Multi-generational poverty existed all over the globe prior to government provided social services. Why alcoholism is so high among Native Americans is an interesting question – a question for which I have yet to see a definitive answer.
This is a classic left/right issue. My belief is that as imperfect as welfare services are (certainly as they currently exist in this country), in the end, they are justified. Our efforts have not ended poverty, but from the long-term and comprehensive analyses I’ve seen, initiatives such as the Great Society have brought, in balance, positive returns on the dollars spent. Look at poverty rates when the Great Society began and compare them to poverty rates after the Great Society progressed. Look at poverty rates among the elderly before The New Deal and compare them to poverty rates among the elderly now. Calculate how many people those rates represent over decades. Considere numbers of people who trained in invaluable job skills, and the amount of food distributed, at the amount of vital infrastructure built through programs like the WPA. I don’t pretend to know all the right answers either, but I do know some of the wrong ones, and one of the wrong ones is a facile and categorical determination that social services make problems like poverty and alcoholism worse.
Yes – it would be better to weed people out, to evaluate the provision of services on a case-by-case basis. My points are that: (1) I doubt the logistical viability of providing services purely on a case-by-case basis, (2) in counter-balance to the inefficiencies or redundancies or misappropriation of services resulting from an approach that targets groups are the efficiencies that would result from targeting groups – such as building services that target alcoholism in Native American communities, and (3) if you simply deny funding to social services because of inefficiencies as compared to idealized administration of revenues you will simply reduce the number of people who receive services and wind up catching people who legitimately benefit from services in your net. To me, the inevitable inefficiencies that occur in how social services are currently provided are an unfortunate but worthwhile cost of providing services to those who are in need. This is especially true when you compare the costs involved to those associated with the kinds of mis-allocated tax revenues that are provided on another scale entirely to programs as I mentioned above (arms manufacturers, ill-founded military initiatives, etc.). The perfect can be the enemy of the good. There is no such thing as a perfectly administrated system when you’re dealing with so many people and such a complex problem. By all means, advocate for improved efficiencies – but to focus on kvetching about tax revenues going to a population as devastated by poverty as the Native American community makes little sense to me.
Perhaps Ancient American, Original American or something equivalent would have been a better designation as anyone born on this continent is technically a native American.

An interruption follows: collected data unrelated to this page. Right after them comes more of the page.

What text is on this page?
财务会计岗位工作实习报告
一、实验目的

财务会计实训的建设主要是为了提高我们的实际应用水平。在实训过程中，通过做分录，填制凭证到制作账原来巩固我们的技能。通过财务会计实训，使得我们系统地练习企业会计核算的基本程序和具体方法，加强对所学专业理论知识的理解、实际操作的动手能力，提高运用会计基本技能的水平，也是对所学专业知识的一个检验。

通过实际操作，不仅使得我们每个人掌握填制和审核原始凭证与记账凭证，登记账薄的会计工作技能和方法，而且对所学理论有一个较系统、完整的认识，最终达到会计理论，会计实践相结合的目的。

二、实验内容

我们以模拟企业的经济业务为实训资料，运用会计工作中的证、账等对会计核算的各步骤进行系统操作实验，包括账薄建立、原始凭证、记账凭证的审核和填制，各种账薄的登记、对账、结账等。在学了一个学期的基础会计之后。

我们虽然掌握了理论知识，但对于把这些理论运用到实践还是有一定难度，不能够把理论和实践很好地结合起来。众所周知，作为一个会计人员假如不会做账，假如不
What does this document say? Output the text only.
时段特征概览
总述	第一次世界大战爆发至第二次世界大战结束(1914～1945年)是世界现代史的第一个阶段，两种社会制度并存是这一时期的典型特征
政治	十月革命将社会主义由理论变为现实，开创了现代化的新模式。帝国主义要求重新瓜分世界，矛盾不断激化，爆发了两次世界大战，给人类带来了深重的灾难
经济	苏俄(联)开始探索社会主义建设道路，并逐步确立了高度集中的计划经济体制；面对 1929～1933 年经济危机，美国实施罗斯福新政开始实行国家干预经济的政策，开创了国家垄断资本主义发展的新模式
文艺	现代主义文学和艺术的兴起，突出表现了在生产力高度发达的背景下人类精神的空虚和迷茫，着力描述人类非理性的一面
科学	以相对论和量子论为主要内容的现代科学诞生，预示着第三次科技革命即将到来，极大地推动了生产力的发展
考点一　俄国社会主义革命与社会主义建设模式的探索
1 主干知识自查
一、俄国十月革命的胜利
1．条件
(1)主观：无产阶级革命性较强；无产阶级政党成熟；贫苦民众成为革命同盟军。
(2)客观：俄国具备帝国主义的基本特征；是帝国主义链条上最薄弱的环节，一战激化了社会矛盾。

We sometimes use the word ‘native’ to designate those Stone Age, hunter-gatherer peoples that Indo-European language speaking farmers have been displacing for the past 7,000 years. This has continued to the point where now about half the people on Earth speak languages that were derived that of a single inland people thought to have originated near northern Iran.
Willis said:
What do I call Native Americans in real life? Simple — I call them whatever they call themselves
Gareth says:
Excellent point. Could you let us know which first nation groups/bands/nations call themselves early asian immigrants?
@ur momisugly Joshua says: August 10, 2011 at 6:52 am “Look at poverty rates when the Great Society began and compare them to poverty rates after the Great Society progressed. Look at poverty rates among the elderly before The New Deal and compare them to poverty rates among the elderly now.”
And I suppose you’d say the ongoing in industrial and technological revolutions had nothing to do with increasing people’s personal wealth? Since the Great Society plan, how much has our currency been inflated? How much wealth has been lost because of government intervention and meddling?
gnomish says (August 10, 2011 at 6:29 am): “point goes to you, gary. [snip]”
Thanks, gnomish, but I think you’re being a bit harsh on Willis. The theme of his article is a certain political application (one of many) of climate “science”, the kind of topic commonly covered on this blog. As happens occasionally (hah!), peripheral points have come up in the discussion. I thank Anthony for leaving the thread open, as I’ve found the comments both educational and entertaining. Overheated rhetoric is just that, a curious “feature” of this Gore-ius forum we call the Internet.
“this is a troll thread”
Hang on. Let me (mmphh!) slip into (gasp! it’s sooo tight!) my leather speedo…Wait…OK. Ahem…
No. THIS! IS! WUWT!!!! 🙂
Gareth Phillips says:
August 10, 2011 at 8:11 am (Edit)
Willis said:
What do I call Native Americans in real life? Simple — I call them whatever they call themselves
Gareth says:
Excellent point. Could you let us know which first nation groups/bands/nations call themselves early asian immigrants?
Willis says … none, as far as I know. Not sure what you’re getting at. As I clearly stated, I referred to them in that way to make a point, that they are not native to the Americas any more than I am. When I meet them I call them by whatever name they choose.
However, calling oneself the “First Nation” doesn’t make you the first nation, any more than calling oneself “Native” makes you native to wherever you are. Tobacco is native to the Americas. Humans are not.
w.
Gary Hladik says:
August 10, 2011 at 12:57 am (Edit)
My bad, you are 100% correct. I had thought I’d been able to keep this discussion separate from that issue, but I forgot that post. Which is why I’ve said again and again to quote my words, it avoids miscommunication on both sides.
To make my position more clear, I am generally against increasing taxation. But we’re in a bind, because at present we’re borrowing about 40% of our annual budget. Republicans want to cut spending. Democrats want to increase taxes.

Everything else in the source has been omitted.